'No one is hiding anything,' Aglukkaq tells House committee
Tuesday, March 16, 2010 | 4:03 PM ET
CBC News
The decision not to build a planned multimillion-dollar HIV vaccine manufacturing facility in Canada was based on finances, not politics, the country's chief public health officer says.
Dr. David Butler-Jones and Health Minister Leona Aglukkaq both spoke Tuesday to the Commons health committee.
In February, the Public Health Agency of Canada confirmed that a facility to make HIV vaccines used by researchers worldwide in clinical trials wouldn't be built in Canada. The facility would have been the main project in the $111-million Canadian HIV Vaccine Initiative, a venture between Canada and the Gates Foundation that was announced three years ago.
In the February announcement, the agency said a study commissioned by the foundation concluded there was enough vaccine manufacturing capacity worldwide to meet research needs.
The four bids came from corporations and universities in Winnipeg, Peterborough, Ont., London, Ont., and Quebec City.
On Tuesday, Butler-Jones told MPs that peer reviewers ranked the four bids internally on scientific merit to advise the department. But none of the bids met key criteria of sustainability or financial capacity to continue, Butler-Jones said.
"There was a fair and open process," Butler-Jones said in response to questions to the minister on the review process from NDP health critic Judy Wasylycia-Leis. "You suggest somehow I would alter that. That's untrue," he said.
"No one is hiding anything," agreed Aglukkaq.
Gates and others in the field recognized that the research capacity issue was addressed in the past 18 months, which wasn't the case two or three years ago when the bidding process began, Butler-Jones said.
Both Butler-Jones and Aglukkaq said funding earmarked for the facility is still going to the Canadian HIV Vaccine Initiative. The federal government and the Gates Foundation are discussing how the money will be used.
Isotope costs
Bidders had spent up to $2 million, including $750,000 by Winnipeg, opposition MPs said.

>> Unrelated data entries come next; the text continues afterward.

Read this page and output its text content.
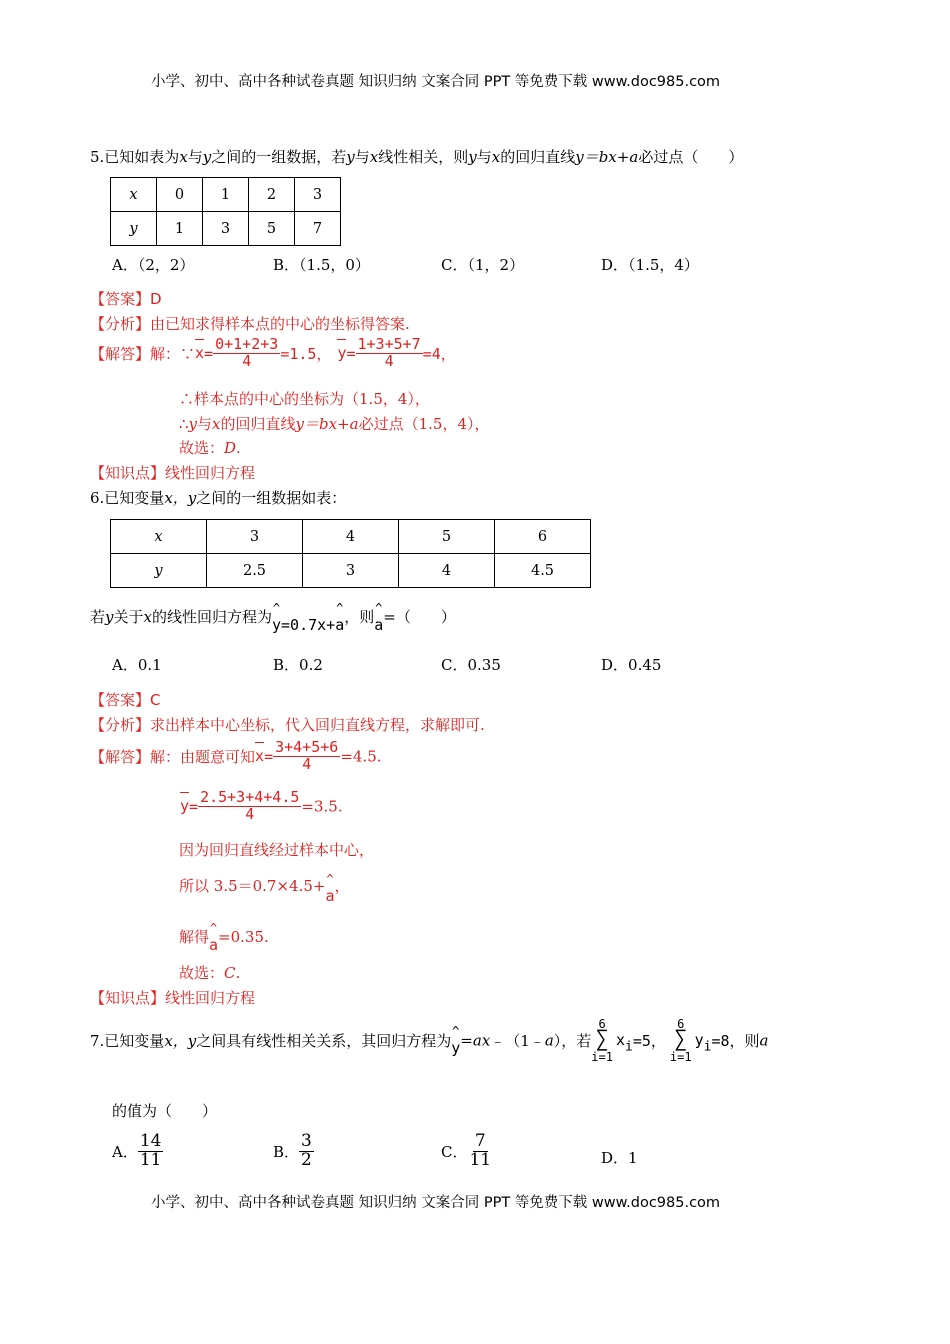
小学、初中、高中各种试卷真题 知识归纳 文案合同 PPT 等免费下载 www.doc985.com
5.已知如表为x与y之间的一组数据，若y与x线性相关，则y与x的回归直线y＝bx+a必过点（　　）
x	0	1	2	3
y	1	3	5	7
A．（2，2）	B．（1.5，0）	C．（1，2）	D．（1.5，4）
【答案】D
【分析】由已知求得样本点的中心的坐标得答案.
【解答】解：∵x= $\frac{0+1+2+3}{4} =1.5$， $y= \frac{1+3+5+7}{4} =4$，
∴样本点的中心的坐标为（1.5，4），
∴y与x的回归直线y＝bx+a必过点（1.5，4），
故选：D.
【知识点】线性回归方程
6.已知变量x，y之间的一组数据如表：
x	3	4	5	6
y	2.5	3	4	4.5
若y关于x的线性回归方程为^ y=0.7x+^ a，则^ a=（　　）
A．0.1	B．0.2	C．0.35	D．0.45
【答案】C
【分析】求出样本中心坐标，代入回归直线方程，求解即可.
【解答】解：由题意可知$x= \frac{3+4+5+6}{4} =4.5$.
$y= \frac{2.5+3+4+4.5}{4} =3.5$.
因为回归直线经过样本中心，
所以 3.5＝0.7×4.5+^ a，
解得^ a=0.35.
故选：C.
【知识点】线性回归方程
7.已知变量x，y之间具有线性相关关系，其回归方程为^ y=ax﹣（1﹣a），若
6
∑
i=1
$x_i=5$，
6
∑
i=1
$y_i=8$，则a
的值为（　　）
A． $\frac{14}{11}$	B． $\frac{3}{2}$	C． $\frac{7}{11}$	D．1
小学、初中、高中各种试卷真题 知识归纳 文案合同 PPT 等免费下载 www.doc985.com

Aglukkaq also answered questions about the shortage of medical isotopes. The price of available isotopes has gone up, and the world's two biggest isotope producers, Canada and the Netherlands, have taken their reactors offline.
The Dutch reactor will be shut down for six months and Canada's reactor in Chalk River, Ont., is not expected to be running until the end of May.
Aglukkaq said she has "committed to having discussions" with provinces and territories about the extra overtime costs they've faced in paying health-care workers mitigating the isotope shortage by working on evenings and weekends.
Liberal health critic Carolyn Bennett said the government should just go ahead and agree to pay the bill.
"Once you get the numbers from them, minister, will you be able to reimburse them for the money they've had to spend in hospitals and clinics because there have been no isotopes?" Bennett asked.
Aglukkaq replied that she has not received cost information from provinces and would not speculate on if they will be reimbursed.
The government is trying to help ease the shortage by turning to isotopes now being made at a refurbished reactor in Poland.
"We have expedited the reviews for submissions to increase the supply in Canada," Aglukkaq said.
Conservatives will also reintroduce bill C-6, a proposed consumer product safety bill that aims to modernize Health Canada's response to protect children from injury such as the power to search for, seize and recall dangerous consumer products. Aglukkaq gave the example of recalling cribs for amputation risk.
Before Parliament prorogued, Liberal senators tried to alter the bill in December with amendments to protect entrepreneurs and homeowners from its search-and-seizure provisions.